THURSDAY, April 21 (HealthDay News) -- Functional and dynamic positional outcomes improve in children with hemiplegic cerebral palsy who undergo single-event multilevel surgery, according to a study published in the April 6 issue of The Journal of Bone & Joint Surgery.
J. Adam Smitherman, M.D., from the Greenville Hospital System University Medical Center in South Carolina, and colleagues assessed the functional outcomes, as described by the Shriners Hospital for Children Upper Extremity Evaluation, of 40 children with hemiplegic cerebral palsy who underwent single-event multilevel surgery. The spontaneous functional, dynamic positional, and grasp-release analysis of the children in the study were compared to 26 children with hemiplegic cerebral palsy who did not undergo upper-extremity interventions.

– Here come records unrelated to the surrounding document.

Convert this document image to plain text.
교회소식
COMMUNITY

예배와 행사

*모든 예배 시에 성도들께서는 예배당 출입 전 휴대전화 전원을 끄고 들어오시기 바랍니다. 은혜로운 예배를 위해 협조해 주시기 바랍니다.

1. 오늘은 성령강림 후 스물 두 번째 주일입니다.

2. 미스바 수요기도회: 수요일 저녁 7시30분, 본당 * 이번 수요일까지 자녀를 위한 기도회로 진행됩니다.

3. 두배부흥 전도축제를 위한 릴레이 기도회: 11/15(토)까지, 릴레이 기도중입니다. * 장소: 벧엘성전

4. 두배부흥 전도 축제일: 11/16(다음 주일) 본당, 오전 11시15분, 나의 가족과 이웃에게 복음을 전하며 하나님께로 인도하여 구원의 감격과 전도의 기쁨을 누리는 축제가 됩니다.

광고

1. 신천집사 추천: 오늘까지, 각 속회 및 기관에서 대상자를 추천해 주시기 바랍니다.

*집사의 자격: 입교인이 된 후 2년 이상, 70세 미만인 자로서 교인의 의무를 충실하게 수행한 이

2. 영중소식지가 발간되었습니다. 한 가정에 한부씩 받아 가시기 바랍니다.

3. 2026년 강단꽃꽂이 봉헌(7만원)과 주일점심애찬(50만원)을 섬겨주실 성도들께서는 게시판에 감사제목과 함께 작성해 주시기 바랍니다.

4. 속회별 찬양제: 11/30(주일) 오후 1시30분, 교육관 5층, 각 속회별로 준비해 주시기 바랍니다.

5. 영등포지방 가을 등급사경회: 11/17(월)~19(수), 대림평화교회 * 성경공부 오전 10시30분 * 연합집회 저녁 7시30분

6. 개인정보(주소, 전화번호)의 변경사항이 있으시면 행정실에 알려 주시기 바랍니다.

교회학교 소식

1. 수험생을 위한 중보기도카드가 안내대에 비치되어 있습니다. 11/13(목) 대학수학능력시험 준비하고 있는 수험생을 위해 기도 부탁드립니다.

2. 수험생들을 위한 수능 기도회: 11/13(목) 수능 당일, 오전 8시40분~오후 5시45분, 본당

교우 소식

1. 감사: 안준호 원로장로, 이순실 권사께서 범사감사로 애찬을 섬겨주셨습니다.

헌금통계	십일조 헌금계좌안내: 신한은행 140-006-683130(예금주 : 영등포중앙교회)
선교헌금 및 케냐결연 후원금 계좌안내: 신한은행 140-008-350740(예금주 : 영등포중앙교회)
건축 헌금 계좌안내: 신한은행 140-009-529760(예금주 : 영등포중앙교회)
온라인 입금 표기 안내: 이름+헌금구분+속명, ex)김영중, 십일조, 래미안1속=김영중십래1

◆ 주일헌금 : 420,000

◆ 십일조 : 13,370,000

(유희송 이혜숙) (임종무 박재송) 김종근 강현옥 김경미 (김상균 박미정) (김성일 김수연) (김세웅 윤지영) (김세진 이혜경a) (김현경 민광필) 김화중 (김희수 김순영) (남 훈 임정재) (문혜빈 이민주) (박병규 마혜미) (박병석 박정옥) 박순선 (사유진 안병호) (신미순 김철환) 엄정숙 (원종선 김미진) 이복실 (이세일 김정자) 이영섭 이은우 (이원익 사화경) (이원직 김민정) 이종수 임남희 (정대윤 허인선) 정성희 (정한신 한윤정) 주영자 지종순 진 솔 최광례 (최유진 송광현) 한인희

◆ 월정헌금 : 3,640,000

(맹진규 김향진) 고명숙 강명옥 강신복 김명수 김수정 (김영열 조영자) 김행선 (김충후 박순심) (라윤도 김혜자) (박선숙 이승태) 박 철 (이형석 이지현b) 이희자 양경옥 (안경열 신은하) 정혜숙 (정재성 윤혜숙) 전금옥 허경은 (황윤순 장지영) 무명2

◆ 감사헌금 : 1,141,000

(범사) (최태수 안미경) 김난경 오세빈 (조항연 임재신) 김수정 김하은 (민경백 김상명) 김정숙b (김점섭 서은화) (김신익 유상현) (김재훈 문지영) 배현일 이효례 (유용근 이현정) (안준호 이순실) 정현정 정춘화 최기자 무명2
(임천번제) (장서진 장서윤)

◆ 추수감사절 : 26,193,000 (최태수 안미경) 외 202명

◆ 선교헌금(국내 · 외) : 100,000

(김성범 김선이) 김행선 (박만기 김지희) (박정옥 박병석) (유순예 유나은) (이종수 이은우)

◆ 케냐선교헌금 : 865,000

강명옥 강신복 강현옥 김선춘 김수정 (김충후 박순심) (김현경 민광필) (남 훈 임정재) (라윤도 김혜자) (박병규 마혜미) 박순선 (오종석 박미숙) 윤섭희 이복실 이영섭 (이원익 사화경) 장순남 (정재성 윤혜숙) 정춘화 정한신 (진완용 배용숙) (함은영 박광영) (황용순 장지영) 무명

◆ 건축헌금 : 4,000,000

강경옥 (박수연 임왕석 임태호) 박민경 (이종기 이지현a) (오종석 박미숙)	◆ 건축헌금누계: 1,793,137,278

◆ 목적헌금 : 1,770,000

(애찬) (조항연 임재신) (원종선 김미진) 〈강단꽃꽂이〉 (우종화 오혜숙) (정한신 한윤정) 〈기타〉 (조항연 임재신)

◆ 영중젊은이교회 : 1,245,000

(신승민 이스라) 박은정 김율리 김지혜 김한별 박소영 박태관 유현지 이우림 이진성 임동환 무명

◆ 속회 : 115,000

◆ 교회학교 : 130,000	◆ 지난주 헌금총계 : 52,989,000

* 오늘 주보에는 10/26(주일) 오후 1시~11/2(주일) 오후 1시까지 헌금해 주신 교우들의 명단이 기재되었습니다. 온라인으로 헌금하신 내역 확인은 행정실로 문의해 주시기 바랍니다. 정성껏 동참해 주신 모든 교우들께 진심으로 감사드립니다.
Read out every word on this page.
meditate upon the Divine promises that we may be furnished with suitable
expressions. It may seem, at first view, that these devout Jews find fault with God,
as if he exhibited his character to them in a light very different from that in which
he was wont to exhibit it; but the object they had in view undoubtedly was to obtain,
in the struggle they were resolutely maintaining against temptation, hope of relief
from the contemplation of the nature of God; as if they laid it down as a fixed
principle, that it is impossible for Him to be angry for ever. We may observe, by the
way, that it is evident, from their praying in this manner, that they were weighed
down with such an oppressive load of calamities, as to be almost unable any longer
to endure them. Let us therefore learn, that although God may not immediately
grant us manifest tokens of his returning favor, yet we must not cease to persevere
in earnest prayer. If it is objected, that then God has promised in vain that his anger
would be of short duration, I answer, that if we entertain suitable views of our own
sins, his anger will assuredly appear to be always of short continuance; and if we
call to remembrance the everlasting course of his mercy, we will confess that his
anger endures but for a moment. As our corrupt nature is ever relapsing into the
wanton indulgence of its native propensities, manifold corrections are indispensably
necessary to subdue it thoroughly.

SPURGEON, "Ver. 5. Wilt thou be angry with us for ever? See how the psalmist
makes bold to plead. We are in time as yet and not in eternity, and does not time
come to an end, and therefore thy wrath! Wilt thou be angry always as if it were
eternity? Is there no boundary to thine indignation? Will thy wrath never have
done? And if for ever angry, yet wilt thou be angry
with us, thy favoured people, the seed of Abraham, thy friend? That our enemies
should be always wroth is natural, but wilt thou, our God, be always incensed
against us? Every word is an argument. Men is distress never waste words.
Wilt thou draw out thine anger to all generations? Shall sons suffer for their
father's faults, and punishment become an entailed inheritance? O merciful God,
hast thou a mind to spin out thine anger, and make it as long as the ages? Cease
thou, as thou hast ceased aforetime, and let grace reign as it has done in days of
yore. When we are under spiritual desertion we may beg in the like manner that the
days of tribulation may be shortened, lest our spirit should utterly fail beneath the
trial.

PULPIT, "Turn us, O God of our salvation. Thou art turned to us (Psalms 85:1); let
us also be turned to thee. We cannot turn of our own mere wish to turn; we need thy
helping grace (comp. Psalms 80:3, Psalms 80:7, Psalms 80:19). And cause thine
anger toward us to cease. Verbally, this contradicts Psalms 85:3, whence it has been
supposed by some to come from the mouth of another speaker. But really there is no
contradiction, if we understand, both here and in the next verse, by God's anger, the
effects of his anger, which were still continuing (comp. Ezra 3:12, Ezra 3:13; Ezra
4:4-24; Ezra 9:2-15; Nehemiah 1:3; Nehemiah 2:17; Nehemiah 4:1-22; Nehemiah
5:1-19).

The investigators found that children who underwent single-event multilevel surgery demonstrated significant improvements in the mean spontaneous functional analysis score and the mean dynamic positional analysis score, but not the mean grasp-release analysis score. Significant differences in these scores were seen between the multilevel surgery group and the nonoperative group. No significant changes were seen in the nonoperative group in any of the measures.
"Dynamic joint and limb segment positioning and, to a lesser degree, spontaneous use of the upper extremity in children with hemiplegic cerebral palsy can be significantly improved by single-event multilevel surgery. However, the grasp-release ability did not significantly change in either the operative or nonoperative group," the authors write.